LipShiFT: A Certifiably Robust Shift-based Vision Transformer

Deriving tight Lipschitz bounds for transformer-based architectures presents a significant challenge. The large input sizes and high-dimensional attention modules typically prove to be crucial bottlenecks during the training process and leads to sub-optimal results. Our research highlights practical constraints of these methods in vision tasks. We find that Lipschitz-based margin training acts as a strong regularizer while restricting weights in successive layers of the model. Focusing on a Lipschitz continuous variant of the ShiftViT model, we address significant training challenges for transformer-based architectures under norm-constrained input setting.
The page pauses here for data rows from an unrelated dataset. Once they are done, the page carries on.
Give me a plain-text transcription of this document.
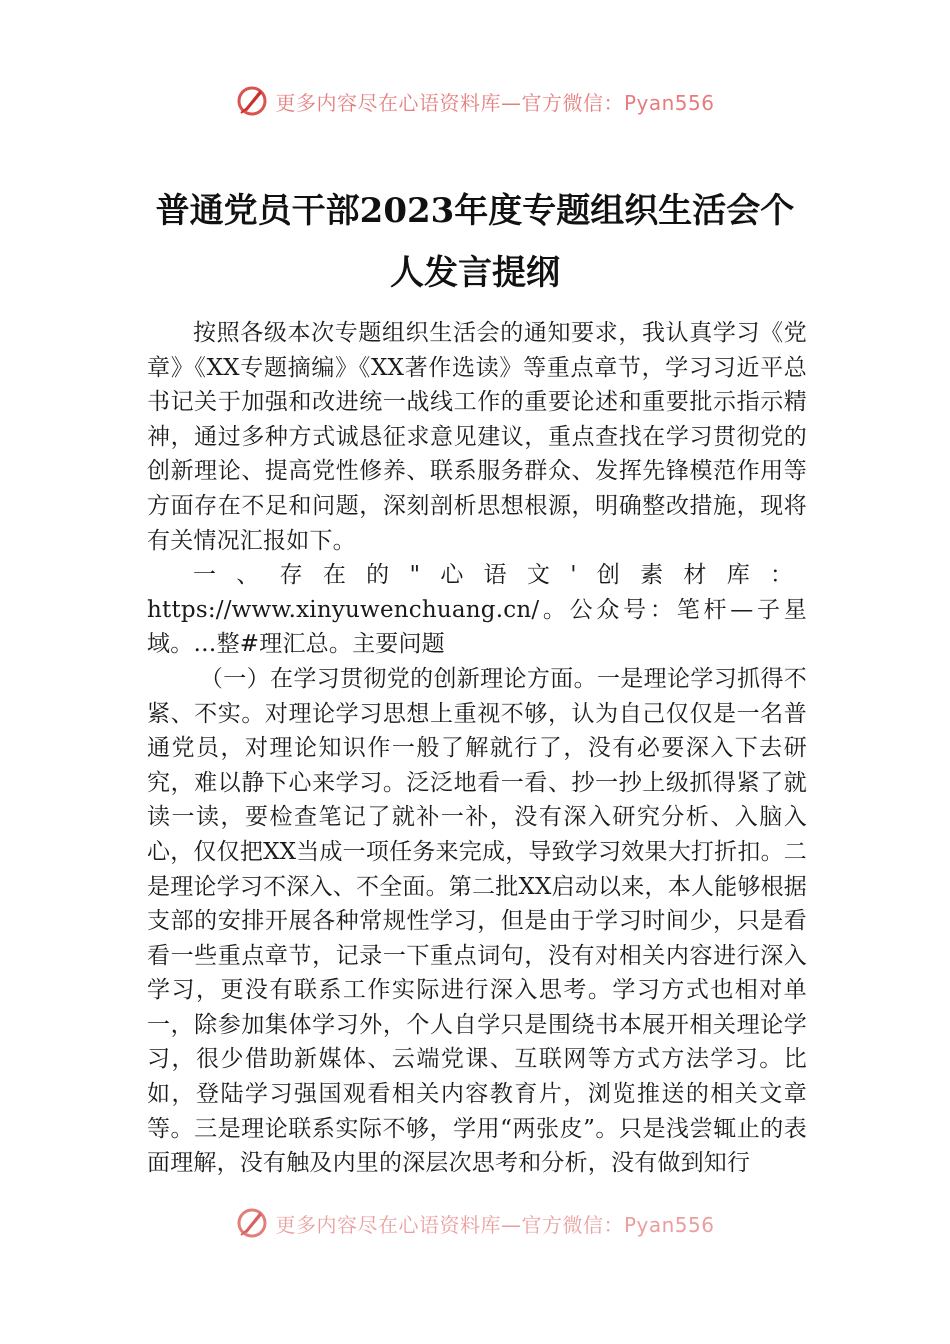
更多内容尽在心语资料库—官方微信：Pyan556
普通党员干部2023年度专题组织生活会个
人发言提纲

按照各级本次专题组织生活会的通知要求，我认真学习《党章》《XX专题摘编》《XX著作选读》等重点章节，学习习近平总书记关于加强和改进统一战线工作的重要论述和重要批示指示精神，通过多种方式诚恳征求意见建议，重点查找在学习贯彻党的创新理论、提高党性修养、联系服务群众、发挥先锋模范作用等方面存在不足和问题，深刻剖析思想根源，明确整改措施，现将有关情况汇报如下。

一、存在的"心语文'创素材库：https://www.xinyuwenchuang.cn/。公众号：笔杆—子星域。…整#理汇总。主要问题

（一）在学习贯彻党的创新理论方面。一是理论学习抓得不紧、不实。对理论学习思想上重视不够，认为自己仅仅是一名普通党员，对理论知识作一般了解就行了，没有必要深入下去研究，难以静下心来学习。泛泛地看一看、抄一抄上级抓得紧了就读一读，要检查笔记了就补一补，没有深入研究分析、入脑入心，仅仅把XX当成一项任务来完成，导致学习效果大打折扣。二是理论学习不深入、不全面。第二批XX启动以来，本人能够根据支部的安排开展各种常规性学习，但是由于学习时间少，只是看看一些重点章节，记录一下重点词句，没有对相关内容进行深入学习，更没有联系工作实际进行深入思考。学习方式也相对单一，除参加集体学习外，个人自学只是围绕书本展开相关理论学习，很少借助新媒体、云端党课、互联网等方式方法学习。比如，登陆学习强国观看相关内容教育片，浏览推送的相关文章等。三是理论联系实际不够，学用“两张皮”。只是浅尝辄止的表面理解，没有触及内里的深层次思考和分析，没有做到知行

更多内容尽在心语资料库—官方微信：Pyan556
Vision transformers have been extremely versatile and considered as foundational breakthroughs in deep learning (DL) (Dosovitskiy et al., 2021). For applications in the field of computer vision they can easily expand to multiple domains and varied number of tasks such as classification (Dosovitskiy et al., 2021; Touvron et al., 2021), segmentation (Ye et al., 2019) and object detection (Carion et al., 2020; Zhu et al., 2021). Although compared to other popular vision architectures such as residual networks (ResNets) (He et al., 2016) and convolutional networks (ConvNets) (LeCun et al., 1989), the effect of adversarial attacks on transformer-based models has been studied in limited capacity (Shao et al., 2021). An adversarial attack is defined as injecting noise to an input such that it disrupts the model's decision making process (Akhtar & Mian, 2018).